Designer | Hitachi Ltd. |
---|---|
Bits | 32-bit (32 → 64) |
Introduced | 1990s |
Design | RISC |
Encoding | Fixed |
Endianness | Bi |
SuperH (or SH) is a 32-bit reduced instruction set computing (RISC) instruction set architecture (ISA) developed by Hitachi and currently produced by Renesas. It is implemented by microcontrollers and microprocessors for embedded systems.
As of 2015[update], many of the original patents for the SuperH architecture are expiring and the SH2 CPU has been reimplemented as open source hardware under the name J2.
The SuperH processor core family was first developed by Hitachi in the early 1990s.

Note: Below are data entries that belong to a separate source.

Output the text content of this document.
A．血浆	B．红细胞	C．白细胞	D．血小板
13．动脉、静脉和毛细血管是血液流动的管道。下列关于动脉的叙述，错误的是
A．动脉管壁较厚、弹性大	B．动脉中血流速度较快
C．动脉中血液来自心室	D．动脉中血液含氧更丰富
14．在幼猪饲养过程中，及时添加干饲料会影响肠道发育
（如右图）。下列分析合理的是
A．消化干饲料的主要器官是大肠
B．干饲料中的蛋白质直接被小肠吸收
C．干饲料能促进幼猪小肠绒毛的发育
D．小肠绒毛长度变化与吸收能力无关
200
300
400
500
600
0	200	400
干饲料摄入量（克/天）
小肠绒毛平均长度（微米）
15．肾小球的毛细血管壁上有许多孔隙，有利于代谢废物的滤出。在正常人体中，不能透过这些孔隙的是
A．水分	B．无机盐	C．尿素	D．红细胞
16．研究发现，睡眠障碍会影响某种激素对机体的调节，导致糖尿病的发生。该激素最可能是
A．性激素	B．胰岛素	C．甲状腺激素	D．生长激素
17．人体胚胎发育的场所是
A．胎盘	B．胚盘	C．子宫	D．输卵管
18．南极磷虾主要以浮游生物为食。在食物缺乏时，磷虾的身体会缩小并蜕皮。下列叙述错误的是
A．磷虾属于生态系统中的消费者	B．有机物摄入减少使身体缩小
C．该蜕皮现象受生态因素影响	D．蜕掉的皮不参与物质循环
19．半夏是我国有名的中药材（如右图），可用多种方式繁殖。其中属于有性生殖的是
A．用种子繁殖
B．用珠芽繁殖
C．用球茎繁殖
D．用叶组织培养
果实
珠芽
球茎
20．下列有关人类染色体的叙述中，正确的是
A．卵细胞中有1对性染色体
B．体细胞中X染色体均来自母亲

Hitachi has developed a complete group of upward compatible instruction set CPU cores. The SH-1 and the SH-2 were used in the Sega Saturn and Sega 32X. These cores have 16-bit instructions for better code density than 32-bit instructions, which was a great benefit at the time, due to the high cost of main memory.
A few years later the SH-3 core was added to the SH CPU family; new features included another interrupt concept, a memory management unit (MMU) and a modified cache concept. The SH-3 core also got a DSP extension, then called SH-3-DSP. With extended data paths for efficient DSP processing, special accumulators and a dedicated MAC-type DSP engine, this core was unifying the DSP and the RISC processor world. A derivative was also used with the original SH-2 core.